Obviously, there is a difference between the preoperative suspicion of PJI (depending on the clinical presentation and the evaluation of the consultant) and the final postoperative diagnosis that could be made by consideration of all pre- and intraoperative test results. This raises the question of whether the consultant is too prudent in diagnosing PJI or the final definition of PJI is not precise enough or the diagnosis parameters are too insensitive. In consideration of the fact that a miss diagnosed periprosthetic joint infection may have serious consequences for the patient, a minimum of over diagnosed and over treatment is tolerable. Moreover, in case of negative intraoperative test results and absence of fistula, open wound or purulent aspiration, reimplantation would be performed earlier (as soon as test results come up) than it is usual in the standard two stage revision procedure. Negative effects of a two stage revision like muscles atrophy, immobilisation, contractures and leg length differences will be limited to minimum. On the other hand, the relative high number of patients drop out of the diagnosis pattern, could be explained through the definition of PJI. For definition of PJI we tried to include both, clinical presentation and pre/intraoperative test results, similar to the definition of Spangehl et al and Giulieri et al, to obtain a diversified diagnostic pattern [4,27]. But nevertheless, all tests are subjected to a certain rate of false positive and false negative test results, as this and other studies have shown. To obtain highest accuracy in diagnosis of PJI and to improve the detection rate, an exact implementation and interpretation of each single diagnostic test is crucial. Improvements in the technique of joint aspiration, reported by Ali et al, appropriate incubation time of the cultures, the correct choice of media, and stopping previous antimicrobial therapy in advance, are all important points [6]. However, it is recommended that joint aspiration should not be performed, if there is no elevation of C – reactive protein, or clear clinical or radiological signs. Other reasons for elevation of C – reactive protein should be excluded.

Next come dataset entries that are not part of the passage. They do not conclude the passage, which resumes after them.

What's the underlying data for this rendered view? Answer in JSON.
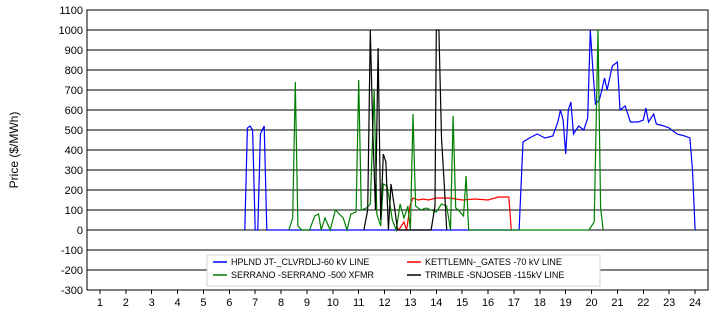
{
  "chart_data": {
    "type": "line",
    "title": "",
    "xlabel": "",
    "ylabel": "Price ($/MWh)",
    "xlim": [
      0.5,
      24.5
    ],
    "ylim": [
      -300,
      1100
    ],
    "x_ticks": [
      "1",
      "2",
      "3",
      "4",
      "5",
      "6",
      "7",
      "8",
      "9",
      "10",
      "11",
      "12",
      "13",
      "14",
      "15",
      "16",
      "17",
      "18",
      "19",
      "20",
      "21",
      "22",
      "23",
      "24"
    ],
    "y_ticks": [
      "-300",
      "-200",
      "-100",
      "0",
      "100",
      "200",
      "300",
      "400",
      "500",
      "600",
      "700",
      "800",
      "900",
      "1000",
      "1100"
    ],
    "grid": "horizontal",
    "legend_position": "bottom-center",
    "series": [
      {
        "name": "HPLND JT-_CLVRDLJ-60 kV LINE",
        "color": "#0000ff",
        "points": [
          [
            6.6,
            0
          ],
          [
            6.7,
            510
          ],
          [
            6.8,
            520
          ],
          [
            6.9,
            500
          ],
          [
            7.0,
            0
          ],
          [
            7.1,
            0
          ],
          [
            7.2,
            480
          ],
          [
            7.35,
            520
          ],
          [
            7.45,
            0
          ],
          [
            17.2,
            0
          ],
          [
            17.35,
            440
          ],
          [
            17.6,
            460
          ],
          [
            17.9,
            480
          ],
          [
            18.2,
            460
          ],
          [
            18.5,
            470
          ],
          [
            18.7,
            540
          ],
          [
            18.8,
            600
          ],
          [
            18.9,
            550
          ],
          [
            19.0,
            380
          ],
          [
            19.1,
            600
          ],
          [
            19.2,
            640
          ],
          [
            19.3,
            480
          ],
          [
            19.5,
            520
          ],
          [
            19.7,
            500
          ],
          [
            19.85,
            560
          ],
          [
            19.95,
            1000
          ],
          [
            20.05,
            800
          ],
          [
            20.15,
            630
          ],
          [
            20.3,
            650
          ],
          [
            20.4,
            700
          ],
          [
            20.5,
            760
          ],
          [
            20.6,
            700
          ],
          [
            20.8,
            820
          ],
          [
            21.0,
            840
          ],
          [
            21.1,
            600
          ],
          [
            21.3,
            620
          ],
          [
            21.5,
            540
          ],
          [
            21.8,
            540
          ],
          [
            22.0,
            550
          ],
          [
            22.1,
            610
          ],
          [
            22.2,
            540
          ],
          [
            22.4,
            580
          ],
          [
            22.5,
            530
          ],
          [
            22.8,
            520
          ],
          [
            23.0,
            510
          ],
          [
            23.3,
            480
          ],
          [
            23.6,
            470
          ],
          [
            23.8,
            460
          ],
          [
            23.9,
            300
          ],
          [
            24.0,
            0
          ]
        ]
      },
      {
        "name": "KETTLEMN-_GATES -70 kV LINE",
        "color": "#ff0000",
        "points": [
          [
            12.5,
            0
          ],
          [
            12.6,
            10
          ],
          [
            12.75,
            40
          ],
          [
            12.85,
            0
          ],
          [
            13.0,
            130
          ],
          [
            13.1,
            160
          ],
          [
            13.3,
            150
          ],
          [
            13.5,
            155
          ],
          [
            13.7,
            150
          ],
          [
            14.0,
            160
          ],
          [
            14.5,
            160
          ],
          [
            15.0,
            150
          ],
          [
            15.5,
            155
          ],
          [
            16.0,
            150
          ],
          [
            16.4,
            165
          ],
          [
            16.8,
            165
          ],
          [
            16.9,
            0
          ]
        ]
      },
      {
        "name": "SERRANO -SERRANO -500 XFMR",
        "color": "#008000",
        "points": [
          [
            8.3,
            0
          ],
          [
            8.45,
            60
          ],
          [
            8.55,
            740
          ],
          [
            8.65,
            20
          ],
          [
            8.8,
            0
          ],
          [
            9.1,
            0
          ],
          [
            9.3,
            70
          ],
          [
            9.45,
            80
          ],
          [
            9.55,
            0
          ],
          [
            9.7,
            60
          ],
          [
            9.9,
            0
          ],
          [
            10.1,
            100
          ],
          [
            10.25,
            80
          ],
          [
            10.4,
            60
          ],
          [
            10.55,
            0
          ],
          [
            10.7,
            80
          ],
          [
            10.9,
            90
          ],
          [
            11.0,
            750
          ],
          [
            11.1,
            100
          ],
          [
            11.3,
            110
          ],
          [
            11.45,
            130
          ],
          [
            11.6,
            700
          ],
          [
            11.7,
            80
          ],
          [
            11.85,
            20
          ],
          [
            11.95,
            230
          ],
          [
            12.1,
            220
          ],
          [
            12.2,
            140
          ],
          [
            12.3,
            50
          ],
          [
            12.45,
            0
          ],
          [
            12.6,
            130
          ],
          [
            12.75,
            60
          ],
          [
            12.9,
            120
          ],
          [
            13.0,
            0
          ],
          [
            13.1,
            580
          ],
          [
            13.2,
            120
          ],
          [
            13.4,
            100
          ],
          [
            13.6,
            110
          ],
          [
            13.8,
            100
          ],
          [
            14.0,
            90
          ],
          [
            14.2,
            130
          ],
          [
            14.4,
            120
          ],
          [
            14.55,
            0
          ],
          [
            14.65,
            570
          ],
          [
            14.75,
            110
          ],
          [
            14.85,
            100
          ],
          [
            15.05,
            70
          ],
          [
            15.15,
            270
          ],
          [
            15.25,
            0
          ],
          [
            19.9,
            0
          ],
          [
            20.1,
            40
          ],
          [
            20.25,
            1000
          ],
          [
            20.35,
            110
          ],
          [
            20.45,
            0
          ]
        ]
      },
      {
        "name": "TRIMBLE -SNJOSEB -115kV LINE",
        "color": "#000000",
        "points": [
          [
            11.2,
            0
          ],
          [
            11.35,
            100
          ],
          [
            11.45,
            1000
          ],
          [
            11.55,
            480
          ],
          [
            11.65,
            100
          ],
          [
            11.75,
            910
          ],
          [
            11.85,
            50
          ],
          [
            11.95,
            380
          ],
          [
            12.05,
            340
          ],
          [
            12.15,
            0
          ],
          [
            12.25,
            230
          ],
          [
            12.4,
            100
          ],
          [
            12.5,
            0
          ],
          [
            13.8,
            0
          ],
          [
            13.95,
            120
          ],
          [
            14.0,
            1000
          ],
          [
            14.1,
            1000
          ],
          [
            14.2,
            460
          ],
          [
            14.3,
            240
          ],
          [
            14.4,
            0
          ]
        ]
      }
    ]
  }
}
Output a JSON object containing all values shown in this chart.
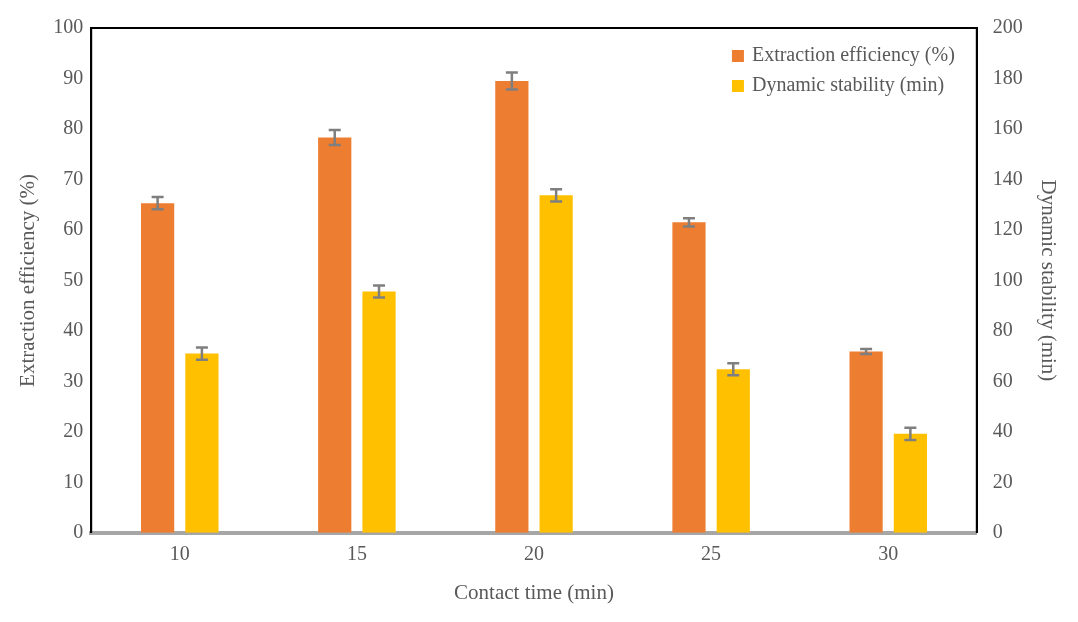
{
  "chart_data": {
    "type": "bar",
    "xlabel": "Contact time (min)",
    "ylabel": "Extraction efficiency (%)",
    "y2label": "Dynamic stability (min)",
    "categories": [
      "10",
      "15",
      "20",
      "25",
      "30"
    ],
    "series": [
      {
        "name": "Extraction efficiency (%)",
        "color": "#ed7d31",
        "values": [
          65.3,
          78.3,
          89.5,
          61.5,
          35.9
        ],
        "errors": [
          1.2,
          1.5,
          1.7,
          0.8,
          0.5
        ]
      },
      {
        "name": "Dynamic stability (min)",
        "color": "#ffc000",
        "axis": "y2",
        "values": [
          71,
          95.6,
          133.7,
          64.8,
          39.2
        ],
        "errors": [
          2.4,
          2.4,
          2.4,
          2.4,
          2.4
        ]
      }
    ],
    "ylim": [
      0,
      100
    ],
    "yticks": [
      0,
      10,
      20,
      30,
      40,
      50,
      60,
      70,
      80,
      90,
      100
    ],
    "y2lim": [
      0,
      200
    ],
    "y2ticks": [
      0,
      20,
      40,
      60,
      80,
      100,
      120,
      140,
      160,
      180,
      200
    ],
    "grid": false,
    "legend": "top right"
  }
}
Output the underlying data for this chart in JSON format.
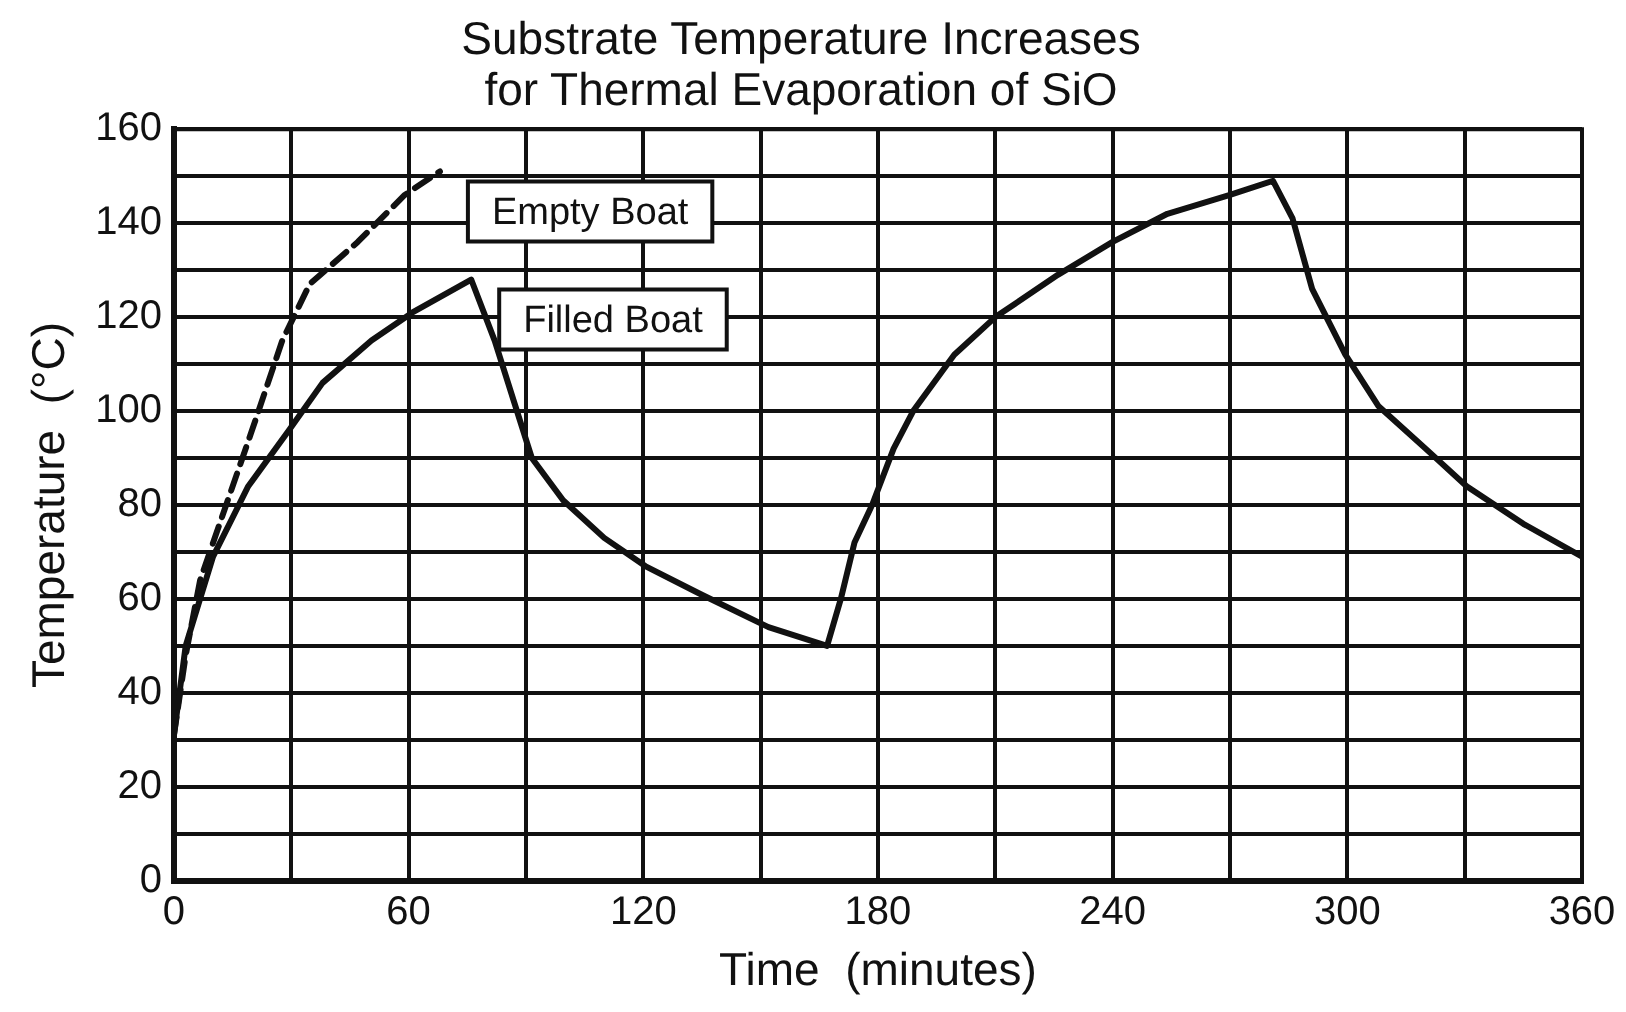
{
  "chart_data": {
    "type": "line",
    "title": "Substrate Temperature Increases for Thermal Evaporation of SiO",
    "xlabel": "Time  (minutes)",
    "ylabel": "Temperature  (°C)",
    "xlim": [
      0,
      360
    ],
    "xticks": [
      0,
      {
        "value": 30,
        "label": null
      },
      60,
      {
        "value": 90,
        "label": null
      },
      120,
      {
        "value": 150,
        "label": null
      },
      180,
      {
        "value": 210,
        "label": null
      },
      240,
      {
        "value": 270,
        "label": null
      },
      300,
      {
        "value": 330,
        "label": null
      },
      360
    ],
    "ylim": [
      0,
      160
    ],
    "yticks": [
      0,
      {
        "value": 10,
        "label": null
      },
      20,
      {
        "value": 30,
        "label": null
      },
      40,
      {
        "value": 50,
        "label": null
      },
      60,
      {
        "value": 70,
        "label": null
      },
      80,
      {
        "value": 90,
        "label": null
      },
      100,
      {
        "value": 110,
        "label": null
      },
      120,
      {
        "value": 130,
        "label": null
      },
      140,
      {
        "value": 150,
        "label": null
      },
      160
    ],
    "grid": true,
    "legend": false,
    "marker": "none",
    "series": [
      {
        "name": "Empty Boat",
        "color": "#111111",
        "line_style": "dashed",
        "x": [
          0,
          3,
          6.7,
          14.6,
          20,
          27.7,
          34.7,
          47,
          59,
          68
        ],
        "values": [
          31,
          48,
          64,
          83,
          96,
          115,
          127,
          136,
          146,
          151
        ]
      },
      {
        "name": "Filled Boat",
        "color": "#111111",
        "line_style": "solid",
        "x": [
          0,
          3,
          10,
          19,
          29.5,
          38,
          50.5,
          61,
          76,
          82,
          91.5,
          99.5,
          110,
          120.5,
          134.7,
          152,
          167,
          170.5,
          174,
          178.5,
          184,
          189,
          199.5,
          210,
          226,
          240,
          254,
          270,
          281,
          286,
          291,
          299.5,
          308,
          320,
          330.5,
          345,
          360
        ],
        "values": [
          31,
          50,
          69,
          84,
          96,
          106,
          115,
          121,
          128,
          115,
          90,
          81,
          73,
          67,
          61,
          54,
          50,
          60,
          72,
          80,
          92,
          100,
          112,
          120,
          129,
          136,
          142,
          146,
          149,
          141,
          126,
          112,
          101,
          92,
          84,
          76,
          69
        ]
      }
    ]
  }
}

Recent investigations have pioneered new techniques for detection of PJI. A notable success in detection of prosthetic hip infection at revision arthroplasty could be achieved by Immunofluorescence Microscopy, Polymerase Chain Reaction (PCR), by analysis of explanted prostheses surfaces and by confocal laser scanning microscopy [18,28,29]. However, it remains to be seen if these new techniques can be established in clinical practice.

Conclusion

Although periprosthetic joint infection is a well known complication in orthopedics, this study indicates that the detection of PJI is still a challenge in clinical practice. Pre- and intraoperative parameters are subjected to a variety rate of false negative and false positive test results which influences the accuracy of the final diagnosis. In this investigation a discrepancy between the preoperative suspicion of PJI and the final postoperative diagnosis was found that implies in some cases a slight uncertainty in whether loosening is due to bacterial infection or not.

Additionally, one of the most essential facts of this examination is the evidence of the high accuracy of the histopathological classification of the periprosthetic interface membrane in detection of PJI. This classification system proves as a very practical diagnostic tool in detection of periprosthetic joint infection, with both a high sensitivity and specificity.